Blockchain technology facilitates the development of smart contracts: fully automated contracts that come into force under certain conditions. What started off as a feature of Bitcoin cryptocurrency has also become relevant within the insurance market. This technology has also prompted the emergence of entirely new concepts, especially where commercial and industrial insurance are concerned.

New policies and new apps

The blockchain procedure is transparent and verifiable, which opens up the possibility of creating individual policies via new apps. Using framework conditions defined by the user, a program then creates tailor-made insurance, especially temporary contracts for specialist insurance requirements. App decisions are based on defined, verifiable and reliable information, stored and delivered via the blockchain. All premiums and benefit payouts are also fully automated, thanks to the new digital options.

Watertight security, thanks to the blockchain

Blockchain technology is tamper-proof – which is why it is of particular interest to an insurance industry that relies on sound and secure data. Smart contracts can retrieve this information, compare it with the agreed terms of each policy, and then initiate certain actions – for example, in the event of a claim. Error-prone human actions are replaced by substantiated, verifiable information from the blockchain. Even documents and goods can be checked for authenticity, thus all contracts are legally secure, without the need to consult the legal profession.

Policyholders benefit

Smart contracts incorporate many benefits for policyholders, because all data remains within the blockchain indefinitely and can be checked at any time. Thus, customers will be able to benefit immediately in circumstances that are linked to certain conditions noted in the insurance history. Cumbersome proof requiring the completion of forms will thus become superfluous: thanks to the blockchain, the policyholder will no longer lose the ability to access important data and evidence. Payments can also made within seconds – from and to anywhere in the world, and with absolute transparency. The cost savings that insurance companies will accrue with the resultant decrease in personnel expenditure can then be passed on to policyholders.

New opportunities for start-ups

The new blockchain technology also poses some new challenges, especially for traditional insurers. And because blockchain provides robust security against criminal dishonesty and makes data instantly available, it also makes it easier for start-ups to enter the insurance industry. Growing competition in the insurance market is expected to significantly reduce the cost of individual contracts. The financial power and decades of experience acquired by the established insurance companies is becoming increasingly redundant in the face of dynamic market growth. Confidence in the blockchain also increases confidence in new companies that rely on blockchain technology.
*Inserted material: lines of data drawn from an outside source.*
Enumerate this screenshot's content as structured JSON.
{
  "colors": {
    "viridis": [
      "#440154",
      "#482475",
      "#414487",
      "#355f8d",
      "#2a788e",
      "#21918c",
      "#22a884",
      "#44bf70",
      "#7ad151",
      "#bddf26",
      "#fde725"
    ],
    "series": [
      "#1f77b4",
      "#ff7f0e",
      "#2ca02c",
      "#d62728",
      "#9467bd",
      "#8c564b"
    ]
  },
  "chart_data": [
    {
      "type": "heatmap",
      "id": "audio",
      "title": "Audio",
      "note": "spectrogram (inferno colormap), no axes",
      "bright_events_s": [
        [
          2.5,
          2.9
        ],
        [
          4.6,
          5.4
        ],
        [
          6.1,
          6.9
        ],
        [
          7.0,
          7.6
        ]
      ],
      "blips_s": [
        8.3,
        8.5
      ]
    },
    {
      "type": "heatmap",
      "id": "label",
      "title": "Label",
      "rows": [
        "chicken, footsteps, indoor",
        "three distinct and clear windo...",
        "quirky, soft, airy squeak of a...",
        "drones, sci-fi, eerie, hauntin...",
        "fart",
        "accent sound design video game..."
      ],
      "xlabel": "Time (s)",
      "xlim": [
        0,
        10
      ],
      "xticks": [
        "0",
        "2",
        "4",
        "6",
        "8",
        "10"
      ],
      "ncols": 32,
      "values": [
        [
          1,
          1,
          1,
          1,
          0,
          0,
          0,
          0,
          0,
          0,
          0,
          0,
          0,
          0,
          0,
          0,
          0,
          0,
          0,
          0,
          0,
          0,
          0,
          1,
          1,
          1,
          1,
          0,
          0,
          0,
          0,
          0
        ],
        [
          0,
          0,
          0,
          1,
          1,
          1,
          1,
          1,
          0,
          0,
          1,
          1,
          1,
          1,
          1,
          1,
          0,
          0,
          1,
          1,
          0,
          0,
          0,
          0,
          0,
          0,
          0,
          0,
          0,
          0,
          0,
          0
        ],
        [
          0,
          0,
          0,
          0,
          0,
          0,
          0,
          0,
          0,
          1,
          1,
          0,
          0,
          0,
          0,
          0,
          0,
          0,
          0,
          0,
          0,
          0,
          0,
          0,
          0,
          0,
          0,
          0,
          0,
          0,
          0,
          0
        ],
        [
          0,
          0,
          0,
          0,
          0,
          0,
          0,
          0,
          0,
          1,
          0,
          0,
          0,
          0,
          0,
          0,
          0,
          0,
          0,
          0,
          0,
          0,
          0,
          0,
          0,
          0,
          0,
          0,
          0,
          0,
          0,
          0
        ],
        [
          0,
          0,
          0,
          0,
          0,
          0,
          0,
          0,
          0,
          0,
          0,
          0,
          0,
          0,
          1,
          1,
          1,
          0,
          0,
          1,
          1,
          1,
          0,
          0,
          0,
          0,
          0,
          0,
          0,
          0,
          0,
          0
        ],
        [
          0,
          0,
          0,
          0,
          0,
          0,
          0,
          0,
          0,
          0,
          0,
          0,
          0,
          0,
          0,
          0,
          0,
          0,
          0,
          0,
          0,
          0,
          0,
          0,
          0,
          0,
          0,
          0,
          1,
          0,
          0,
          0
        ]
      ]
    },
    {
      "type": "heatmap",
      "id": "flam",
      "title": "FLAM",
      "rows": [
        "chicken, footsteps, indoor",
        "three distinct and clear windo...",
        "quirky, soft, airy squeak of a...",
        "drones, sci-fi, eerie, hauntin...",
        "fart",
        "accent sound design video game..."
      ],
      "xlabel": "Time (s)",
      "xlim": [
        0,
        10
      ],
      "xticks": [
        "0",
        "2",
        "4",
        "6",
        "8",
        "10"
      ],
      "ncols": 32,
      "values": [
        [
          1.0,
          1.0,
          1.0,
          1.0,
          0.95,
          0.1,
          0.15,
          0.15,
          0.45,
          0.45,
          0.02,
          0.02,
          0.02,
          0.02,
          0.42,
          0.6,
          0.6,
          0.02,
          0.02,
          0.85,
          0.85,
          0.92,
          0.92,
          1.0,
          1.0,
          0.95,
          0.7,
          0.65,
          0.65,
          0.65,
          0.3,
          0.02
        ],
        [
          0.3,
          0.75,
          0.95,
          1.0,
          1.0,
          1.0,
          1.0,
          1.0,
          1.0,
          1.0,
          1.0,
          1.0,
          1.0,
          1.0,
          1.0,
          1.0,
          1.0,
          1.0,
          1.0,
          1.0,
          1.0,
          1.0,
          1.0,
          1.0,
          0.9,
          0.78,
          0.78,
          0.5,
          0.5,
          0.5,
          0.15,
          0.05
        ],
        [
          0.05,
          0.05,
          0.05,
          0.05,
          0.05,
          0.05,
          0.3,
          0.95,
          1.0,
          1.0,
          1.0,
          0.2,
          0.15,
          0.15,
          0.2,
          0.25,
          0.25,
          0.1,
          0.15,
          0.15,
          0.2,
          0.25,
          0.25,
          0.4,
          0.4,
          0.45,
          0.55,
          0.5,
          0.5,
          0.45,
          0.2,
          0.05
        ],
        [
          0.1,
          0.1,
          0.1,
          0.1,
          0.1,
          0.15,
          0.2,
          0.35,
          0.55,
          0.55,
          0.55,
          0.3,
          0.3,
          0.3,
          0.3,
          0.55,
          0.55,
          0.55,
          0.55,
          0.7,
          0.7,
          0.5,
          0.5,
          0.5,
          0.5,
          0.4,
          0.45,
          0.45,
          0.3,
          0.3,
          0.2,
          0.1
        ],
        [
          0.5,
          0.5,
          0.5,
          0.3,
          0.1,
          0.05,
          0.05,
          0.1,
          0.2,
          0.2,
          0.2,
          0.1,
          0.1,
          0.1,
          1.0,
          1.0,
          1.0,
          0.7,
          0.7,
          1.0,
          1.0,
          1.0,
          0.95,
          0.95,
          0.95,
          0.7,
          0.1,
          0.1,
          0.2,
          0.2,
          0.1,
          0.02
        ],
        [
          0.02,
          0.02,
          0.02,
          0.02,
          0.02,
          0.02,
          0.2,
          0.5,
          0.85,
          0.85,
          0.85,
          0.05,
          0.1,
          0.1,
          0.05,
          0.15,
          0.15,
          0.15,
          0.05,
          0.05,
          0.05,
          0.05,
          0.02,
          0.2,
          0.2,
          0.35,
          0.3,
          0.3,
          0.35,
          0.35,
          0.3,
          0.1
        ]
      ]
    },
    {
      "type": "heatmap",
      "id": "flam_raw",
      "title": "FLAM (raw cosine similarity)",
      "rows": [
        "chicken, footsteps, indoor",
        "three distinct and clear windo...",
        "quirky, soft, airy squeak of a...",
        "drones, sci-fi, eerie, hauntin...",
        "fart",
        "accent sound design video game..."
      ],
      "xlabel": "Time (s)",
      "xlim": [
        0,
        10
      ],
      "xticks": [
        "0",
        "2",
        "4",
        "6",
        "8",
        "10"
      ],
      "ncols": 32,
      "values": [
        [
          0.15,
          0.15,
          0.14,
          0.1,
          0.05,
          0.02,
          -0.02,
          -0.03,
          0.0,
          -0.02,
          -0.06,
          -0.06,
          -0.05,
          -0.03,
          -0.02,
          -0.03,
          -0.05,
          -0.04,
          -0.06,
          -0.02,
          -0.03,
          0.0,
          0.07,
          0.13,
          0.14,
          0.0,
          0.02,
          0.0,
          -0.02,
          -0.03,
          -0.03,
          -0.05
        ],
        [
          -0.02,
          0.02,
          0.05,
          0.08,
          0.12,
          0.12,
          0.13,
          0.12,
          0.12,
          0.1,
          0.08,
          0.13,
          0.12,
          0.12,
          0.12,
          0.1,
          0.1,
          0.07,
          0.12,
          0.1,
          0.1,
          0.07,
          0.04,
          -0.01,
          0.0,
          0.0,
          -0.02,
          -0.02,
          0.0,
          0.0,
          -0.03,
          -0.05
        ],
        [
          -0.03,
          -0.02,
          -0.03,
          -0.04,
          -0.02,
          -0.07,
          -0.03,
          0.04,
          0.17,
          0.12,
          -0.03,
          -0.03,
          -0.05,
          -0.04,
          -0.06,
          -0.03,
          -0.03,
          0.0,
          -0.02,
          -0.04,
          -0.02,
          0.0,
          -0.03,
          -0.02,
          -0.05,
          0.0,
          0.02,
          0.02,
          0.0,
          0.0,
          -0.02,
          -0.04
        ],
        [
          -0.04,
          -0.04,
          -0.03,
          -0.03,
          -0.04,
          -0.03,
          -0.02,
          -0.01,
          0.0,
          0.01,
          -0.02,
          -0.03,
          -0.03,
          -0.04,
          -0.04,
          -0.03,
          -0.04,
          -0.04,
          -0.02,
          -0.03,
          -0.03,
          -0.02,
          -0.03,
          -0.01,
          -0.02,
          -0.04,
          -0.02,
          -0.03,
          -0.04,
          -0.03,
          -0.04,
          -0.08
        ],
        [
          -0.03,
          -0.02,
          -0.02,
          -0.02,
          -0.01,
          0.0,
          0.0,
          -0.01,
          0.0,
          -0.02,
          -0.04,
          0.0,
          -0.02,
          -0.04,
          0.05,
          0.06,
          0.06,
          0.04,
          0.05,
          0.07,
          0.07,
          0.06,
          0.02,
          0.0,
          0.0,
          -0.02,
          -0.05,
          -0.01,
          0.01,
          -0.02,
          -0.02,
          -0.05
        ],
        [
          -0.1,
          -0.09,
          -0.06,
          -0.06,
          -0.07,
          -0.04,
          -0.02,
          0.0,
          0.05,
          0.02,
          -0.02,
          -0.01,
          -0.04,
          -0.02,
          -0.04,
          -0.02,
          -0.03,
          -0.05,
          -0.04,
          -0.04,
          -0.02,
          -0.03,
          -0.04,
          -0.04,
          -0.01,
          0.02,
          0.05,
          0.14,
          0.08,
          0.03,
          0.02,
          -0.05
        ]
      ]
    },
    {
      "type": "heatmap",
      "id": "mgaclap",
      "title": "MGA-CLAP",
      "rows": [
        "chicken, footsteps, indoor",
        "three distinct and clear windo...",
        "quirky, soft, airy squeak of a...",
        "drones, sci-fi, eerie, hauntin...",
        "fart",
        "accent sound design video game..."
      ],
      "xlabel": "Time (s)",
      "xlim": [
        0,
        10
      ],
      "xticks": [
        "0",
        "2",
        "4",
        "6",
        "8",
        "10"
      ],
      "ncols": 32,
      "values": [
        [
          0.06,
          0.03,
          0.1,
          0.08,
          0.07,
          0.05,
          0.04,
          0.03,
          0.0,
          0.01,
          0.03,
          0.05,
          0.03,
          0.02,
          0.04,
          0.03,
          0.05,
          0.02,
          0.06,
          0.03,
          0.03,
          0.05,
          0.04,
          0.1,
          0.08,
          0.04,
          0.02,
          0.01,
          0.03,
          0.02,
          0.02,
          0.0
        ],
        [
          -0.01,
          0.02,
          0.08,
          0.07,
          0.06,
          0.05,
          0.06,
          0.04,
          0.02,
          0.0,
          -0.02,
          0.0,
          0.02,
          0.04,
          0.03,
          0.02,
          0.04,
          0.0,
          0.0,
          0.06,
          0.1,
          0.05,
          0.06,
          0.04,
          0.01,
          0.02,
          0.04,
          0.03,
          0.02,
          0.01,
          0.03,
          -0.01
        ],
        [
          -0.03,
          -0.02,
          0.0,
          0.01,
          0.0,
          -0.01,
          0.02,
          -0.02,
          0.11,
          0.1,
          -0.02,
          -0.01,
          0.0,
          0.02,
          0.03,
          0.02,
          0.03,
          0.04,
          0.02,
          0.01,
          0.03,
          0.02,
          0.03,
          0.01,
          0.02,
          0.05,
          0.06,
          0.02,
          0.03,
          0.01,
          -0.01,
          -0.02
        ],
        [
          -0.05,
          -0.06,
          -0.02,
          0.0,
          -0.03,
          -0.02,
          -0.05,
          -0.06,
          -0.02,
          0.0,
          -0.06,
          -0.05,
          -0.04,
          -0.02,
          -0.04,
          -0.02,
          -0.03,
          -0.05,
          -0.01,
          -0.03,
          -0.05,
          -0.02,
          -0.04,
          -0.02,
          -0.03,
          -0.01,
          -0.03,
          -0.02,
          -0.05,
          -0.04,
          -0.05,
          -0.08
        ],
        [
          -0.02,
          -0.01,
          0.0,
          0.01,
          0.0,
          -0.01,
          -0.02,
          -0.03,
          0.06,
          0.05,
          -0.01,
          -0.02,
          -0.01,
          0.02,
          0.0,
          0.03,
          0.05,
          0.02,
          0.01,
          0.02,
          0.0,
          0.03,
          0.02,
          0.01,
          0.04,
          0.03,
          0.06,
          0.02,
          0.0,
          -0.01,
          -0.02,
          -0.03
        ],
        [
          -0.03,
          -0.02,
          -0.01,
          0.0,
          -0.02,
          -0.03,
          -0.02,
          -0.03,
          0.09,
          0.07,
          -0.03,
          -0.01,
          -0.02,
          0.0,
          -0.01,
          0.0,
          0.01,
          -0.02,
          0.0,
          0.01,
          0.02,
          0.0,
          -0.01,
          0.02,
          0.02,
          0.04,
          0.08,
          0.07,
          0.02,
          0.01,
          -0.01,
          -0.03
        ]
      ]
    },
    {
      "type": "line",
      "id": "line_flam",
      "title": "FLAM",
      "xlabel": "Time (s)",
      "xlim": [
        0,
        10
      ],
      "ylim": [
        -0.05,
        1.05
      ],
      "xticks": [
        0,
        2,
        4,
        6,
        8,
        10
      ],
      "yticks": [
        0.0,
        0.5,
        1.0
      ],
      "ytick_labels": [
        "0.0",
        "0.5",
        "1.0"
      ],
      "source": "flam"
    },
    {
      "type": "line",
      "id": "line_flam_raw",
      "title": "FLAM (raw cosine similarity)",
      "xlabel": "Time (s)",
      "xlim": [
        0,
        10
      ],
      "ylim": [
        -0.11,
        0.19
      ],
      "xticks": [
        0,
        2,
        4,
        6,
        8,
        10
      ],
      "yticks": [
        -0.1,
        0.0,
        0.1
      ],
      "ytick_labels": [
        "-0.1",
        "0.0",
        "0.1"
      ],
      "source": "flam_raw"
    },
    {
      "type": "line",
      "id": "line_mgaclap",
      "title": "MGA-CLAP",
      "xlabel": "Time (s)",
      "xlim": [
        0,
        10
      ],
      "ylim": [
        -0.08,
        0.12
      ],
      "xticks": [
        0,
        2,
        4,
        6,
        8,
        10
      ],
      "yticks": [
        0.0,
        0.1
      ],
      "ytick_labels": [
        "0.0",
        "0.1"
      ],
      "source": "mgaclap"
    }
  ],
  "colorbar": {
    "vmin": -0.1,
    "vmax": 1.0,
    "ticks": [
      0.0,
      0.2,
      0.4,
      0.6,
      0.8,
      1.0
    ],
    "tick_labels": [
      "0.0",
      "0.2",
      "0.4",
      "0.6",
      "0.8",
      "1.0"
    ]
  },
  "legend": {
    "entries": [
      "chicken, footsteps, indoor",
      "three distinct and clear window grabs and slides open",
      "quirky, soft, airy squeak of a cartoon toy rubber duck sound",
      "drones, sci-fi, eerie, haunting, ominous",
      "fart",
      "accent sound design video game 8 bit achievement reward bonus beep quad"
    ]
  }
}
Conclusion: networking for legal certainty

However, this assurance requires a comprehensive guarantee of legal certainty. Blockchain technology knows no national boundaries and is still very new. By contrast, the relevant law that applies is still largely subject to national variation and often dates back to the 20th century, or even earlier. A legal basis for these new instruments will only emerge once technology developers, insurers and state authorities are comprehensively networking together. How this networking could be effected under current data protection regulations is still in many respects unclear.